Per ESPN FPI, N.C. State is:
76th rated team in the country
projected 5.7-6.3 record
.3% chance to win the ACC
State is 66th in Kelly Ford’s power rating. They’ve dropped 22 spots in SP+ to 51st this week.
Games aren’t played on paper. It's early in the season, you should take these numbers with a grain of salt, etc.
It's also undeniable that this team is falling short of expectations. It's quite difficult to look at stats like these and feel good about where the Pack is right now:
119th in yards per play (4.2)
79th in points per play (.328)
95th in Rushing success rate (38%)
114th in defensive 3rd down percentage (44.19%)
Havoc rate of 7.1% - which is in the 8th percentile in the country
...I can keep going, but you get the point.

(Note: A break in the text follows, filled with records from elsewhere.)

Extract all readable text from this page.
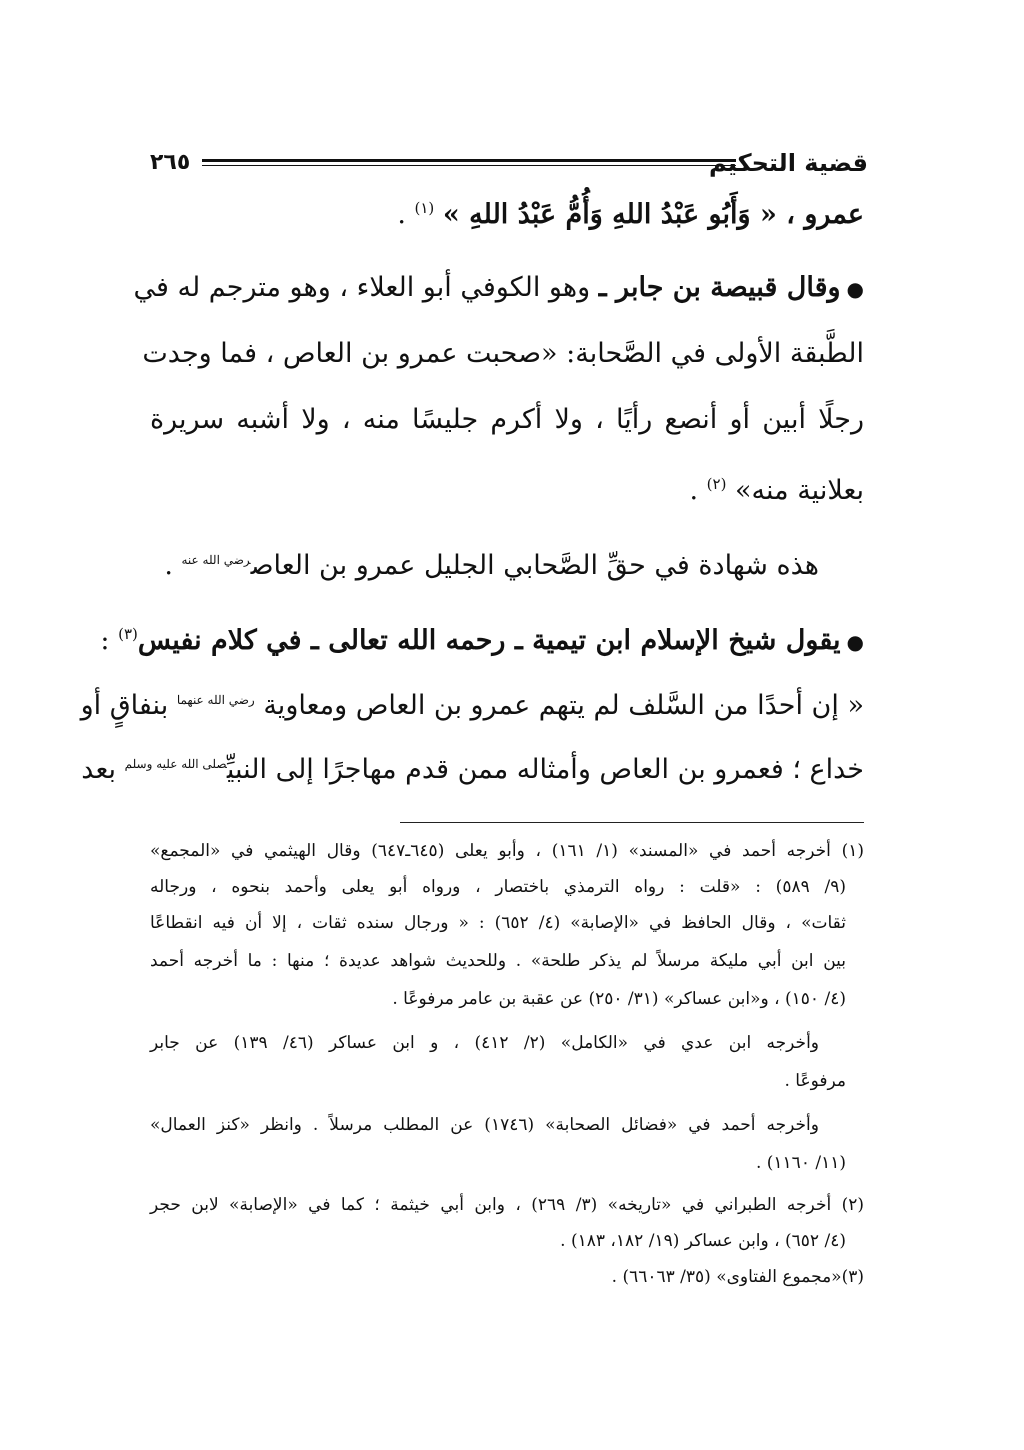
قضية التحكيم
٢٦٥
عمرو ، « وَأَبُو عَبْدُ اللهِ وَأُمُّ عَبْدُ اللهِ » $^{(١)}$ .
●وقال قبيصة بن جابر ـ وهو الكوفي أبو العلاء ، وهو مترجم له في
الطَّبقة الأولى في الصَّحابة: «صحبت عمرو بن العاص ، فما وجدت
رجلًا أبين أو أنصع رأيًا ، ولا أكرم جليسًا منه ، ولا أشبه سريرة
بعلانية منه» $^{(٢)}$ .
هذه شهادة في حقِّ الصَّحابي الجليل عمرو بن العاص$^{رضي الله عنه}$ .
●يقول شيخ الإسلام ابن تيمية ـ رحمه الله تعالى ـ في كلام نفيس$^{(٣)}$ :
« إن أحدًا من السَّلف لم يتهم عمرو بن العاص ومعاوية $^{رضي الله عنهما}$ بنفاقٍ أو
خداع ؛ فعمرو بن العاص وأمثاله ممن قدم مهاجرًا إلى النبيِّ$^{صلى الله عليه وسلم}$ بعد
(١) أخرجه أحمد في «المسند» (١/ ١٦١) ، وأبو يعلى (٦٤٥ـ٦٤٧) وقال الهيثمي في «المجمع»
(٩/ ٥٨٩) : «قلت : رواه الترمذي باختصار ، ورواه أبو يعلى وأحمد بنحوه ، ورجاله
ثقات» ، وقال الحافظ في «الإصابة» (٤/ ٦٥٢) : « ورجال سنده ثقات ، إلا أن فيه انقطاعًا
بين ابن أبي مليكة مرسلاً لم يذكر طلحة» . وللحديث شواهد عديدة ؛ منها : ما أخرجه أحمد
(٤/ ١٥٠) ، و«ابن عساكر» (٣١/ ٢٥٠) عن عقبة بن عامر مرفوعًا .
وأخرجه ابن عدي في «الكامل» (٢/ ٤١٢) ، و ابن عساكر (٤٦/ ١٣٩) عن جابر
مرفوعًا .
وأخرجه أحمد في «فضائل الصحابة» (١٧٤٦) عن المطلب مرسلاً . وانظر «كنز العمال»
(١١/ ١١٦٠) .
(٢) أخرجه الطبراني في «تاريخه» (٣/ ٢٦٩) ، وابن أبي خيثمة ؛ كما في «الإصابة» لابن حجر
(٤/ ٦٥٢) ، وابن عساكر (١٩/ ١٨٢، ١٨٣) .
(٣)«مجموع الفتاوى» (٣٥/ ٦٦٠٦٣) .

Across most statistical models, State is a team that has trended in the wrong direction with poor play through the first quarter of its season.
They see a team that has struggled to pick up first downs without explosive plays on offense, and a defense that isn’t disruptive or getting off the field on third down. Overall, a team playing well below expectations.
The "signal" here probably isn't in the win projections, or in each individual stat - we saw how much better State got with a transfer laden team last year - but that State has backslid so much in a year that they've claimed as an opportunity to compete for an ACC Championship. ACC Championship contenders play nothing like State has played in the first three weeks. Not even close.
If you’re looking for positivity, one major flaw with metrics is how it accounts for the “unaccountable."
I.e with N.C. State: how do you quantify a starting QB who might be dealing with an injury impacting his ability to push the ball down the field? How do you account for a team punting on an entire second half due to one play?
A model can’t do that. I do think State is probably better than what these models are telling us right now, and I still believe in the ceiling of talent on this roster.
Even so, I’m not sure how we can look at what this team has done against two poor opponents and one really good one, and feel like State’s goals of reaching the ACC Championship are realistic anymore.
6-6 still feels like an outlier given the talent we know this team has. Things can change quickly in college football, and we know transfer heavy teams take time to gel.
Watching the second quarter play out on Saturday, I was confident this team was doomed. In the second half, State looked like a top third ACC team.
My hope is this team is competitive next week in Death Valley - and that most of these injuries are short term - and State can come back home to face a ranked Northern Illinois team, get a win, and start building momentum with a favorable schedule to finish out the year.
But from where I sit: it's hard not to adjust expectations right now.